One of the major unknowns of this project was how the lower rotor would behave in the wake of the upper rotor. The expert assumption was it would need to be inclined proportional to the flow rate of the incoming air. To test this, we designed a method to incline both the rectangular and twisted blades via 3D printed wedges of discrete angles. From these experiments, we determined that there was in fact no benefit to inclining the lower rotor (in fact, it decreased the system’s performance). Our experiments showed that the vehicle was able to generate the thrust required for flight. We achieved max thrust using a pair of twisted blades with no incline of the lower rotor. Our experiments also showed that the torques of the two large rotors can be balanced at a condition where they generate enough thrust to fly.

The quadrotor subsystem was designed to fit within the footprint of the OX. Because the OX assembly was designed to provide most of the lift, the motors and propellers for the quad were chosen so that the quad could lift itself (frame, motors, and propellers) as well as steer the vehicle. This subsystem also consisted of four custom landing feet that supported the vehicle during testing.

One goal of the Peregrine Parcel delivery system was that the system would not require human interaction. In working toward this goal, the carriage and vending subsystems were designed. The carriage was mainly constrained by the type of payload, weight, and safety. A winch system lowered a lightweight basket into the vending machine, where candy was dispensed, before raising it for takeoff. The vending machine consisted of eight drawers that were able to slide out for loading and would vend the requested candy bar into the carriage for delivery by the OXcopter.

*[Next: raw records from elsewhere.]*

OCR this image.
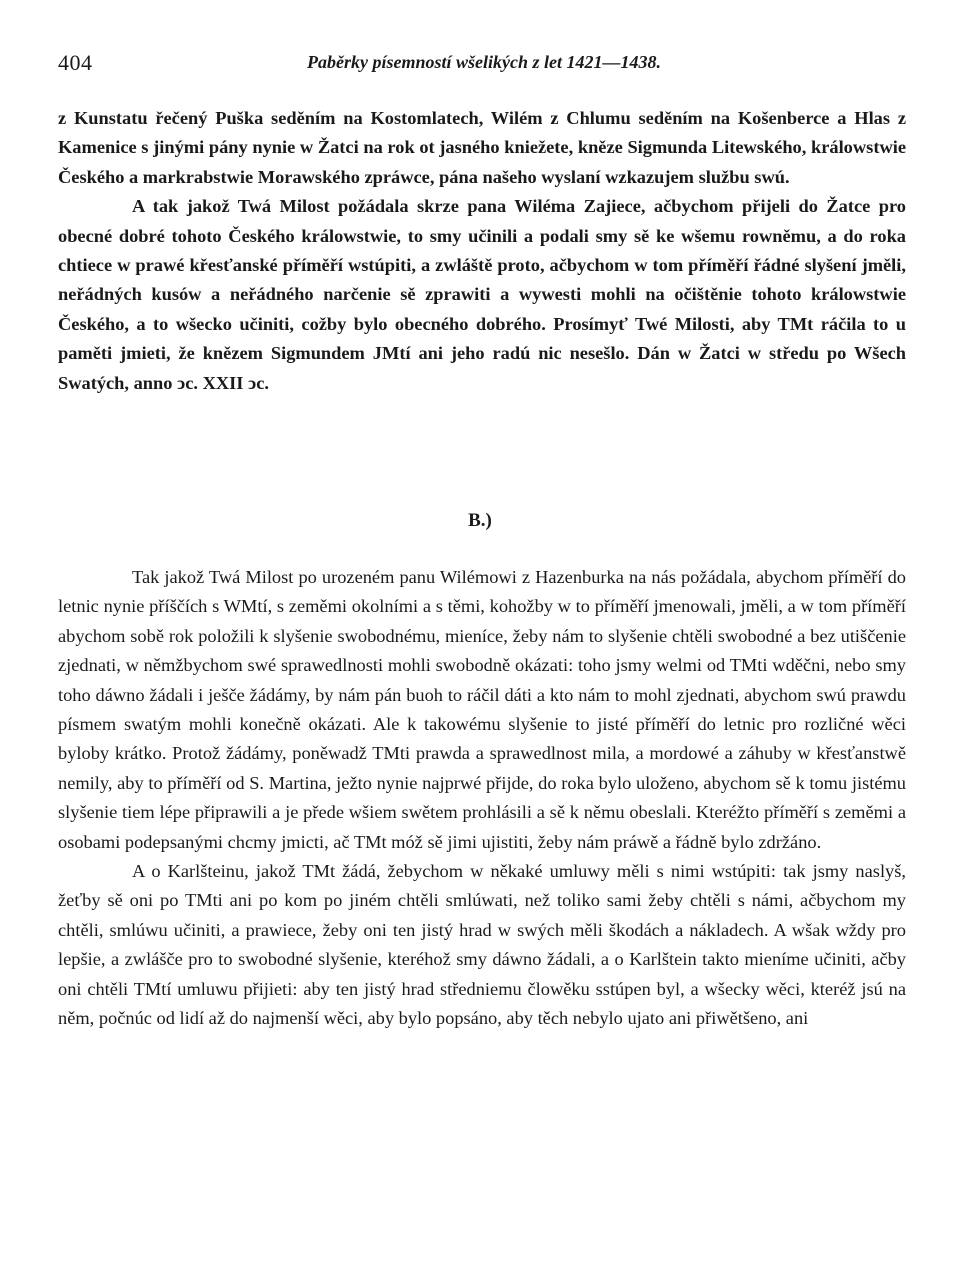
404	Paběrky písemností wšelikých z let 1421—1438.

z Kunstatu řečený Puška seděním na Kostomlatech, Wilém z Chlumu seděním na Košenberce a Hlas z Kamenice s jinými pány nynie w Žatci na rok ot jasného kniežete, kněze Sigmunda Litewského, králowstwie Českého a markrabstwie Morawského zpráwce, pána našeho wyslaní wzkazujem službu swú.

A tak jakož Twá Milost požádala skrze pana Wiléma Zajiece, ačbychom přijeli do Žatce pro obecné dobré tohoto Českého králowstwie, to smy učinili a podali smy sě ke wšemu rowněmu, a do roka chtiece w prawé křesťanské příměří wstúpiti, a zwláště proto, ačbychom w tom příměří řádné slyšení jměli, neřádných kusów a neřádného narčenie sě zprawiti a wywesti mohli na očištěnie tohoto králowstwie Českého, a to wšecko učiniti, cožby bylo obecného dobrého. Prosímyť Twé Milosti, aby TMt ráčila to u paměti jmieti, že knězem Sigmundem JMtí ani jeho radú nic nesešlo. Dán w Žatci w středu po Wšech Swatých, anno ↄc. XXII ↄc.

B.)

Tak jakož Twá Milost po urozeném panu Wilémowi z Hazenburka na nás požádala, abychom příměří do letnic nynie příščích s WMtí, s zeměmi okolními a s těmi, kohožby w to příměří jmenowali, jměli, a w tom příměří abychom sobě rok položili k slyšenie swobodnému, mieníce, žeby nám to slyšenie chtěli swobodné a bez utiščenie zjednati, w němžbychom swé sprawedlnosti mohli swobodně okázati: toho jsmy welmi od TMti wděčni, nebo smy toho dáwno žádali i ješče žádámy, by nám pán buoh to ráčil dáti a kto nám to mohl zjednati, abychom swú prawdu písmem swatým mohli konečně okázati. Ale k takowému slyšenie to jisté příměří do letnic pro rozličné wěci byloby krátko. Protož žádámy, poněwadž TMti prawda a sprawedlnost mila, a mordowé a záhuby w křesťanstwě nemily, aby to příměří od S. Martina, ježto nynie najprwé přijde, do roka bylo uloženo, abychom sě k tomu jistému slyšenie tiem lépe připrawili a je přede wšiem swětem prohlásili a sě k němu obeslali. Kteréžto příměří s zeměmi a osobami podepsanými chcmy jmicti, ač TMt móž sě jimi ujistiti, žeby nám práwě a řádně bylo zdržáno.

A o Karlšteinu, jakož TMt žádá, žebychom w někaké umluwy měli s nimi wstúpiti: tak jsmy naslyš, žeťby sě oni po TMti ani po kom po jiném chtěli smlúwati, než toliko sami žeby chtěli s námi, ačbychom my chtěli, smlúwu učiniti, a prawiece, žeby oni ten jistý hrad w swých měli škodách a nákladech. A wšak wždy pro lepšie, a zwlášče pro to swobodné slyšenie, kteréhož smy dáwno žádali, a o Karlštein takto mieníme učiniti, ačby oni chtěli TMtí umluwu přijieti: aby ten jistý hrad středniemu člowěku sstúpen byl, a wšecky wěci, kteréž jsú na něm, počnúc od lidí až do najmenší wěci, aby bylo popsáno, aby těch nebylo ujato ani přiwětšeno, ani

In order to achieve a fully autonomous system, a series of high-level robotic tasks had to be executed. To complete an order, the vehicle must localize itself within a map of the environment and then plan a path from its current location to the requested destination all while avoiding obstacles. The algorithms required for such a task are complex and time intensive. To increase the rate at which we could process incoming data, we opted to move the majority of the computation to a grounded base station computer. For this we confirmed that the incoming data rate could be supported by existing wireless access points on the market. By the end of the project, a localization algorithm that used information gathered by the on-board sensors to calculate the vehicle’s position within its environment had been successfully implemented. This calculation was done on the base station computer, demonstrating the validity of the network’s speed.

In order to allow us to safely test the vehicle in flight, we designed and built a kill-switch board that could switch power to the motors. The board is designed to dissipate the power generated by up to 120 A of current, 40A more than required for the motors running on a 5S battery, and is activated and deactivated through a switch on the transmitter. To power the compute suite, namely the ODroid, Asus Xtion Pro, and the LiDAR, we designed and built a 5V regulator capable of providing up to 6A of current. The board also provides protection against current spikes from the motors.

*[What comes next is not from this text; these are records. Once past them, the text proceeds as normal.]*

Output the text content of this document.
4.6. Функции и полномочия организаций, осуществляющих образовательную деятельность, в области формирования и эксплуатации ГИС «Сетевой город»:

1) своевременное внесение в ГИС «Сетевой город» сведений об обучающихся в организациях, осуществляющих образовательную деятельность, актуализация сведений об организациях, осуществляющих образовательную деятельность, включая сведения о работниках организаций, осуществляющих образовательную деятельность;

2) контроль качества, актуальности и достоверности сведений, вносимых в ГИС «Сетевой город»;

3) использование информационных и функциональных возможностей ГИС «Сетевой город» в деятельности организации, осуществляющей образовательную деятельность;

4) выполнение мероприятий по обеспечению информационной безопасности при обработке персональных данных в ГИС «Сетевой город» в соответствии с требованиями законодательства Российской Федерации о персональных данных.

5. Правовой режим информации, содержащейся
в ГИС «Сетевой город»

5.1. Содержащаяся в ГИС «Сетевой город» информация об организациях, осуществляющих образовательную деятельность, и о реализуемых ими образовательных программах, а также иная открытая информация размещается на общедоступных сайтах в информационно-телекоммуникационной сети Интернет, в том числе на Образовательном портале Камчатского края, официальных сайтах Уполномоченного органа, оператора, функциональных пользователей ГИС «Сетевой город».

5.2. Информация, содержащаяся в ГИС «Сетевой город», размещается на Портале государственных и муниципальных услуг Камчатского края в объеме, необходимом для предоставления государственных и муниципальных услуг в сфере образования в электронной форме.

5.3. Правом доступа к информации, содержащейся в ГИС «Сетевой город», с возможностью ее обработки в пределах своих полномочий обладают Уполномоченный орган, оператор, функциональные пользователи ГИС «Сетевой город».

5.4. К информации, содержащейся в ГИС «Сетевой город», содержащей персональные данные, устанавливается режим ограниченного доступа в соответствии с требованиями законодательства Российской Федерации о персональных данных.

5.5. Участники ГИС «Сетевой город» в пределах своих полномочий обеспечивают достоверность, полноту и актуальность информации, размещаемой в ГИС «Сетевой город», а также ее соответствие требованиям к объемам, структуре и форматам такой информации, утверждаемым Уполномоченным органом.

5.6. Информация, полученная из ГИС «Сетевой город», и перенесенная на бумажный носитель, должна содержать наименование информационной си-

A physical safety system adds extra protection for people who may be interacting with the OXcopter. The safety system was designed to be lightweight and strong. It consists of carbon fiber composite hoops serving as propeller guards that are supported by carbon fiber rods. This, along with the addition of a wire mesh across the guards, prevents unwanted contact with the rotors. The lower (quad) safety system was assembled on the vehicle, but the upper was not due to time and cost constraints.

Team Peregrine has designed and built a novel vehicle and achieved flight. The OXcopter has a 27” diameter footprint, small enough to fit through doorways, and weighs 3kg. And while a fully autonomous delivery was not achieved, the subsystems that were successfully prototyped represent the necessary early iterations of making this a reality.